If exports remain weak for several years, China’s only chance for returning to high growth will be to shift demand to the domestic household sector. This would require significant rebalancing of wealth and income. A new growth cycle could start by distributing shares of listed SOEs to Chinese households, creating a virtuous cycle that lasts a decade.
Putting money into speculative investments isn’t totally irrational. It’s better than expanding capacity which, without export customers, would surely lead to losses. Businesses currently lack incentive to invest. But many boom forecasters wrongly assume that recent asset appreciation, fueled by speculation, signaled an end to economic problems. That’s an illusion. The lending surge may have created more problems than it resolved.
There is a lot of anti-green shoots in the views of both of these men. Mr. Xie makes a good case that speculation has been the essential result of China’s massive stimulus and both posit reasonable arguments discounting some of the purported signs of a return to some sort of normalcy in the global economy. As I noted earlier, there isn’t anything new in their prescription for a long-term fix of the Chinese economy. It has to become more consumption oriented but that appears not to be a policy that the government is pursuing.

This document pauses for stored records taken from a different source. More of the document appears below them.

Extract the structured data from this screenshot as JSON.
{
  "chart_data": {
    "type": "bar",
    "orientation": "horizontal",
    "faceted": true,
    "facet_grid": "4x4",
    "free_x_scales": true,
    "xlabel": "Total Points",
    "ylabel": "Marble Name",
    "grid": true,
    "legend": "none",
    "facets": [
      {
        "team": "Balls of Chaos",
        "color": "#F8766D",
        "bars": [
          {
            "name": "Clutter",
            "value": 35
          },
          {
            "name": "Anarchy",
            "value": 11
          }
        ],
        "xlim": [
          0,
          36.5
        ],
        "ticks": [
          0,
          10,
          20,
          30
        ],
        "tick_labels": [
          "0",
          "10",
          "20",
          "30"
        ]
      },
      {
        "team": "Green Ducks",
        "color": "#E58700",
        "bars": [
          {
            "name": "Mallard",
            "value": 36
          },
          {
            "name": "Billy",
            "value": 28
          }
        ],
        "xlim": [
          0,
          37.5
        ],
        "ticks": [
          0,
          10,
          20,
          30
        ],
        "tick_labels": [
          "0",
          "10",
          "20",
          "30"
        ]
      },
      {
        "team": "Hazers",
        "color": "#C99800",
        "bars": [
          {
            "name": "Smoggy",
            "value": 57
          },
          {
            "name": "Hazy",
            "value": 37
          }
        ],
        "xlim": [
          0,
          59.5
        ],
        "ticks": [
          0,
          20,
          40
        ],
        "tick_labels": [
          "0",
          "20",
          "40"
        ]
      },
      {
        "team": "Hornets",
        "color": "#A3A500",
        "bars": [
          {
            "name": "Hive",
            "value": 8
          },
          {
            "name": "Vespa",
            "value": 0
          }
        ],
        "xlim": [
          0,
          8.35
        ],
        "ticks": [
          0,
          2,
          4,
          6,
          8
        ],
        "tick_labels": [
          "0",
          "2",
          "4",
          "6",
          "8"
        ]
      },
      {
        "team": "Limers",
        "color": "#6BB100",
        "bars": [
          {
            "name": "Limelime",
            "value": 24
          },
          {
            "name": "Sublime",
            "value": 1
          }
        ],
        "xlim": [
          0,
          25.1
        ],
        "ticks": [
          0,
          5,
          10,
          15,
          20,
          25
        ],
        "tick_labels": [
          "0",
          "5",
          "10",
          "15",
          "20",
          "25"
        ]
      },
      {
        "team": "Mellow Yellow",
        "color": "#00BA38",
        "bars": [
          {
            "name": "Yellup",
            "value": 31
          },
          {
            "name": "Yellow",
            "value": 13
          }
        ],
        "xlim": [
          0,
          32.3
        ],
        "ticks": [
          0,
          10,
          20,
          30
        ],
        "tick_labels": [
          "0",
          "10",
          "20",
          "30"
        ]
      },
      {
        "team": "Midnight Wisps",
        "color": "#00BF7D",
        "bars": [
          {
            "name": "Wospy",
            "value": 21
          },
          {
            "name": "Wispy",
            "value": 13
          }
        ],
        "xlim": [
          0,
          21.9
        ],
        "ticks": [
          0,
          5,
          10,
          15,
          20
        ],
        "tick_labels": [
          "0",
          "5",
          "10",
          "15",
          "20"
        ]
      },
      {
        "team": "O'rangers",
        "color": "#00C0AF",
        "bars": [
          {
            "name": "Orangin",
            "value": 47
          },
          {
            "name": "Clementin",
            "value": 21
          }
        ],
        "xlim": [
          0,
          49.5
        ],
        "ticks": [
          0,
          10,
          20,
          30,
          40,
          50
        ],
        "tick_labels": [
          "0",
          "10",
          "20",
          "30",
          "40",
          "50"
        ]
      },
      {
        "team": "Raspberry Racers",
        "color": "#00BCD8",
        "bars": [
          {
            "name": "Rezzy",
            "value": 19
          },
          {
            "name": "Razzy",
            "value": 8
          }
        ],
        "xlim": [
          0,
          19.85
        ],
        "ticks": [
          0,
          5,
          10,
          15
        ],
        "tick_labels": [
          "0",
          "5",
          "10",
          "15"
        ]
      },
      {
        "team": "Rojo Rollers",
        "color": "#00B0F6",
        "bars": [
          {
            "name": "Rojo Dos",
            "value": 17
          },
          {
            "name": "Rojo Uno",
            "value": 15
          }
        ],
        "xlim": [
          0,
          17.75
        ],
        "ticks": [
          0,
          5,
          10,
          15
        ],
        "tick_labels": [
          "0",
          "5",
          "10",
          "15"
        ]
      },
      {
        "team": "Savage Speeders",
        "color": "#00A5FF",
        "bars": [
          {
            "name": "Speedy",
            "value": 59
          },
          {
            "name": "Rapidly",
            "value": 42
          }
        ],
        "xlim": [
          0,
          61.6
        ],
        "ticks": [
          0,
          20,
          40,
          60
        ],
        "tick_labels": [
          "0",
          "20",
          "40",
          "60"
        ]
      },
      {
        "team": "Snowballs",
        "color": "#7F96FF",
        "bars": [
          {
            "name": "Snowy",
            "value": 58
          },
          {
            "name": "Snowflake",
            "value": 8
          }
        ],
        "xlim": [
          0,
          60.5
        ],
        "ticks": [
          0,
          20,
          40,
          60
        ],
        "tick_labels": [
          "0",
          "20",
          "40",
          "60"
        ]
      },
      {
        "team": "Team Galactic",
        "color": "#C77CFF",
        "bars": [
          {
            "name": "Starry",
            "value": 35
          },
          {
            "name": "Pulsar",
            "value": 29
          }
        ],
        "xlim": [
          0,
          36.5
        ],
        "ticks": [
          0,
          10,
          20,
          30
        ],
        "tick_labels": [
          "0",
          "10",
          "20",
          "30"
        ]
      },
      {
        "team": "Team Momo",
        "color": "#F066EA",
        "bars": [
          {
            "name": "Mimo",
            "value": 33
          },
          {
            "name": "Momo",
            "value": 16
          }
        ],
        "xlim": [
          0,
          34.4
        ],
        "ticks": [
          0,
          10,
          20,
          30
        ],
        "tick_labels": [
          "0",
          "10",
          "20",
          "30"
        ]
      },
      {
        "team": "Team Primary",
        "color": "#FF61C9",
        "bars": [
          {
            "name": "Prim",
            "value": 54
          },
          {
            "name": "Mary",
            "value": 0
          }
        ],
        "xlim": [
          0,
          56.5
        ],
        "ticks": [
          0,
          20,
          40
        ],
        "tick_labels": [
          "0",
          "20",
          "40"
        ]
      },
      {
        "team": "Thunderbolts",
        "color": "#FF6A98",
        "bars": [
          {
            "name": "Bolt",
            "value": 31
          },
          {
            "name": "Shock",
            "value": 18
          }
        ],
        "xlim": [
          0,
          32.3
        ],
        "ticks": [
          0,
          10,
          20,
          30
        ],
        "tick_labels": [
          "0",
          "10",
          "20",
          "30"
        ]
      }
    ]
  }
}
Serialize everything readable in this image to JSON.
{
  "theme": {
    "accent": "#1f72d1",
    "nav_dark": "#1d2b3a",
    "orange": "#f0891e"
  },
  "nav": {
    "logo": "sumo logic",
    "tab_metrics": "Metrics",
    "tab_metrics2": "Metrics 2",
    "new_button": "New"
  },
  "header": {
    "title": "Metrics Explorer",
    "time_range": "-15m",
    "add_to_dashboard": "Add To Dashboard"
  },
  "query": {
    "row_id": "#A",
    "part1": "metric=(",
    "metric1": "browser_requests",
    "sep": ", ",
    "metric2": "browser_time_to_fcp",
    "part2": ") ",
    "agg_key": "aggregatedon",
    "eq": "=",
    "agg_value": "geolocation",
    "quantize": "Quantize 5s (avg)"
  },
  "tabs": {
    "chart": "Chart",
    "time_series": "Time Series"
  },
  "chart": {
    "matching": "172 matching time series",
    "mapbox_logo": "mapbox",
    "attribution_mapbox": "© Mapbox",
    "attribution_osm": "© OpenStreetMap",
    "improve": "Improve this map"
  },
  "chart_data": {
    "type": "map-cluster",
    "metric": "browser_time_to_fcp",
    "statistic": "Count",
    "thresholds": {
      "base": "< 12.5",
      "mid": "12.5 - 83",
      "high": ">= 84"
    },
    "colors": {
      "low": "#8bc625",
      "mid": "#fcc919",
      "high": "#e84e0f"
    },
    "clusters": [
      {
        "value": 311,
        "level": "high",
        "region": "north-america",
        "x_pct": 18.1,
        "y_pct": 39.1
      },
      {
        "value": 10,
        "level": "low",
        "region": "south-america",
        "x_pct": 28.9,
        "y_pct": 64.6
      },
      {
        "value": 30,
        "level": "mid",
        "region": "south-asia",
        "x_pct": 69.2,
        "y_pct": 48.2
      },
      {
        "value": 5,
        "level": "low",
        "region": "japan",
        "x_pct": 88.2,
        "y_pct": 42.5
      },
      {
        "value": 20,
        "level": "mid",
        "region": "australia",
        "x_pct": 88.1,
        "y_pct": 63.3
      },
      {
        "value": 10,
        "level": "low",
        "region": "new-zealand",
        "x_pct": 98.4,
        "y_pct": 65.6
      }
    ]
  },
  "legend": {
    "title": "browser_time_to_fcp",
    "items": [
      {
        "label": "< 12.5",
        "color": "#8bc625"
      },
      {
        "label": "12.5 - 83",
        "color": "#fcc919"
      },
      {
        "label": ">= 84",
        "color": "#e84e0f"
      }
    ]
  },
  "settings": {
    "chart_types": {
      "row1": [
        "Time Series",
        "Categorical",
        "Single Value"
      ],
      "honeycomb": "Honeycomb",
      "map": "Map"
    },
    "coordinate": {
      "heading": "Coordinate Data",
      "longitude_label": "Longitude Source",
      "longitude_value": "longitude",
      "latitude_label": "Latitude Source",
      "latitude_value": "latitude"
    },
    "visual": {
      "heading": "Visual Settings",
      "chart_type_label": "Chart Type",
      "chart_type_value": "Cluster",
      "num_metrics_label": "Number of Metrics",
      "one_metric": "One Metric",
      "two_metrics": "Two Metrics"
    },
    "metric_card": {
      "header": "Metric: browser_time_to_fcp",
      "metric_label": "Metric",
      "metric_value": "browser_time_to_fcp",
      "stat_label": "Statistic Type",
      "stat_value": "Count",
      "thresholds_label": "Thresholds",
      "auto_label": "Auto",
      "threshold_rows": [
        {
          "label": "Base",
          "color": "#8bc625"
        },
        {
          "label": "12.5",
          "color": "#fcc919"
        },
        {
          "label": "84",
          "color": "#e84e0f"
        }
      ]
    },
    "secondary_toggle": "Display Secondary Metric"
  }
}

If you step back and take a look globally, most governments including ours seem to view a return to the status quo ante as the means to a recovery. China and Germany for example wait for demand to pick up and fuel their export machines. The U.S. prints money and counts on government leverage to replace private sector leverage to ramp up its economy. Sadly, all may be waiting for an event that just isn’t going to occur in a meaningful enough manner to truly revive economies. It may be a long, long period of sub-par growth.